One of the rarest of storytelling gifts is the ability to create an original, magical world with its own logic and its own special atmosphere. This is a gift which Susan Price possesses in abundance, and which is used to extraordinary effect in her Ghost World sequence.

The frozen landscape she evokes, with its wolves and wastes, and its shamans who come and go between this world and the Ghost World beyond the Gate, may draw on Northern mythology and folk tradition, but it is an original, haunting creation.

Ghost Dance, the third book in the sequence, opens with an unforgettable scene in which a gyrfalcon circles the sky, observing the destruction of the Northlands by hunters and woodcutters. The gyrfalcon drops to earth to become the witch-girl, Shingebiss, who goes off to “spell the Czar”, because he alone has power to stop the destruction. But the Czar is filthy,paranoid and unpredictable, driven to roam his own warren-like palace alone, in search of remote rooms where he can risk falling asleep for a few hours. To influence this bejewelled and disgusting tyrant, Shingebiss must pit her wits against his resident wizard, the fraudulent Englishman, Master Jenkins.

The book has the pace and the harshness of a folk tale. It is not easy to sustain these throughout a full-length novel, but Susan Price is a remarkable storyteller with a daring and poetic voice, and she succeeds triumphantly. This book, like the two which precede it in the sequence, combines a tense and dramatic plot with an atmosphere of dreamlike beauty and clarity.

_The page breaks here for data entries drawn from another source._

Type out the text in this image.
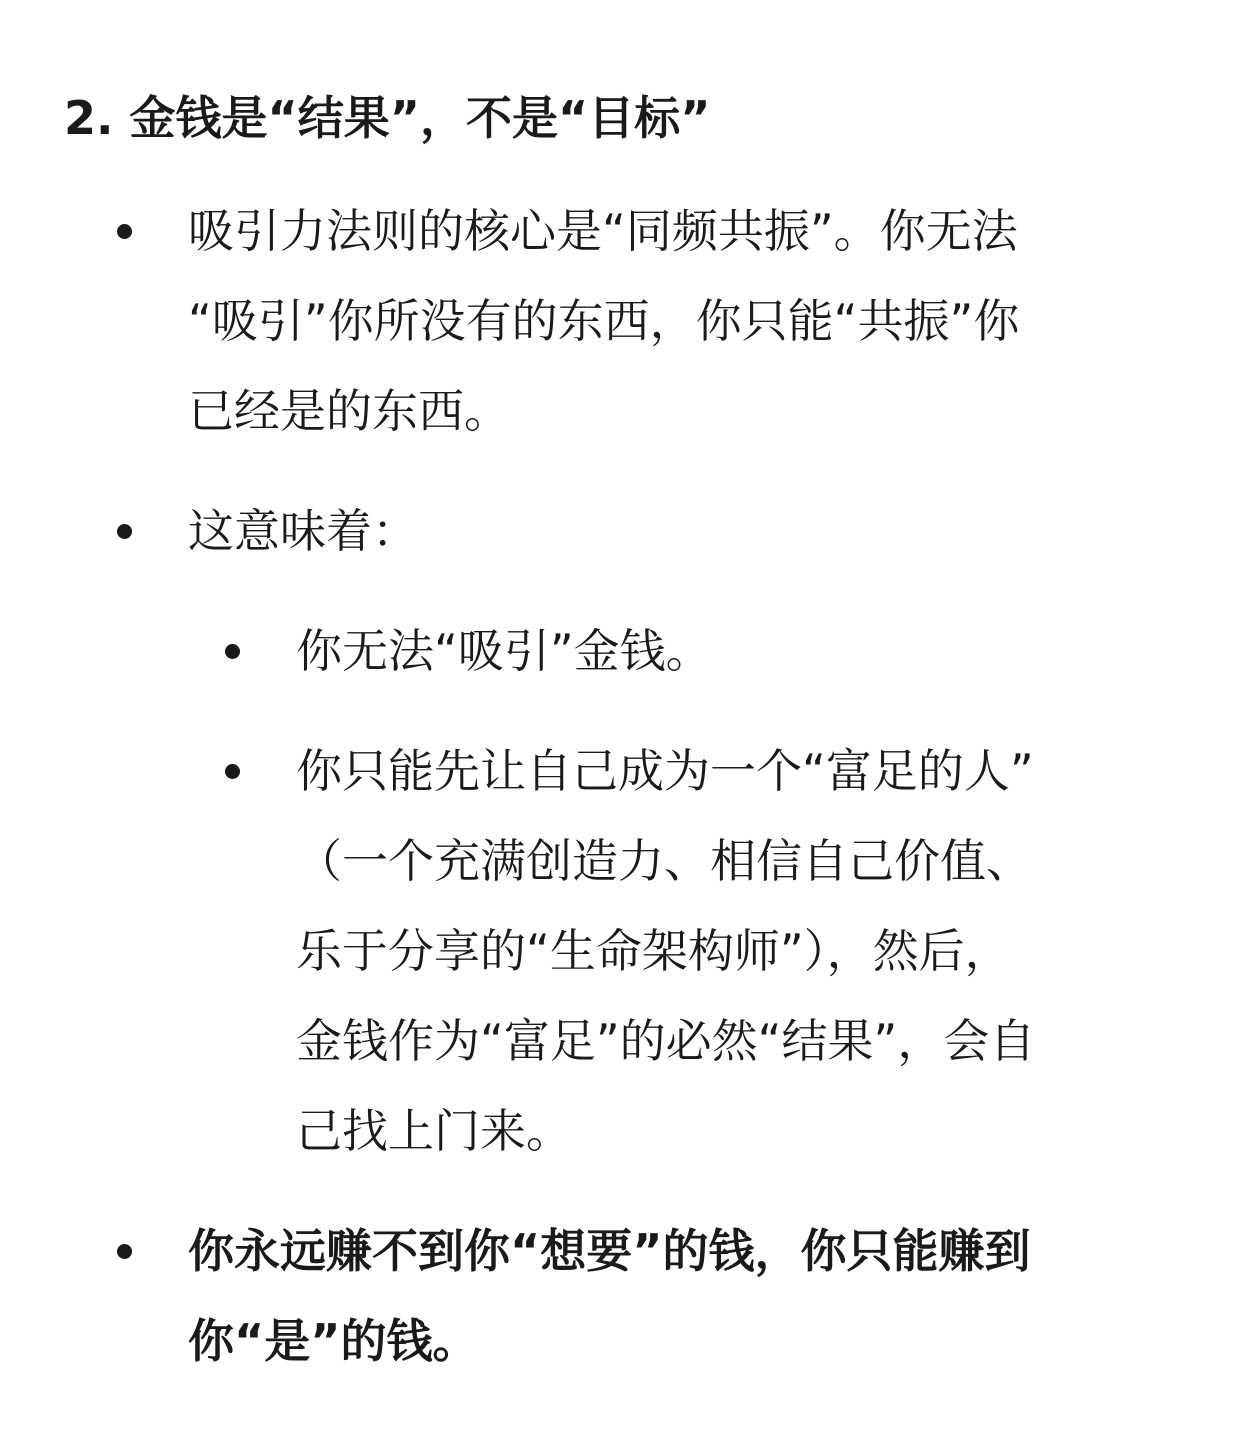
2. 金钱是“结果”，不是“目标”
吸引力法则的核心是“同频共振”。你无法
“吸引”你所没有的东西，你只能“共振”你
已经是的东西。
这意味着：
你无法“吸引”金钱。
你只能先让自己成为一个“富足的人”
（一个充满创造力、相信自己价值、
乐于分享的“生命架构师”），然后，
金钱作为“富足”的必然“结果”，会自
己找上门来。
你永远赚不到你“想要”的钱，你只能赚到
你“是”的钱。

Jan Michael also conjures up a distinctive atmosphere in Hill of Darkness,although the world she describes could hardly be more different from Susan Price’s Northlands. Julia, Jan Michael’s heroine, lives in the Seychelles, presumably at some time in the past, since the Catholic church she visits conducts its services in Latin. One night, Julia and her brother, Thomas, trespass on the forbidden hill which is the home of the Greegree man. This bogeyman is reputed to make candles out of the fat of children and although he never actually appears in the book, Julia is afraid that he has seen the two of them, and that he will take his revenge.Her attempts to find out more about Greegree magic are met with adult silence and denial, but when Thomas has an accident which puts him in a coma she is convinced that he is going to end up as candle-fodder. She therefore concocts a ritual which involves burning her treasures both in church and on the hill, thus combining the Greegree man’s candles with the Church’s Lenten sacrifices that she and her friends have discussed.

There is an enormous amount of vivid detail about the Seychelles, but the story moves slowly and the book never really confronts its own underlying question about the relationship between religion and magic. What Julia is trying to discover is whether the Greegree man and his magic actually exist. Disturbingly, the answer appears to be that they do. The success of the final ritual does not provide a proper resolution of the story, because if Julia is right in thinking that her candles have saved Thomas she has not defeated the Greegree man, but simply accepted his power over her. That is an unsettling rather than a happy ending. Jan Michael has written a book with a haunting background described in skilful and elegant prose, but the story set against that background lacks the pace and the internal logic which make Susan Price’s book so satisfying.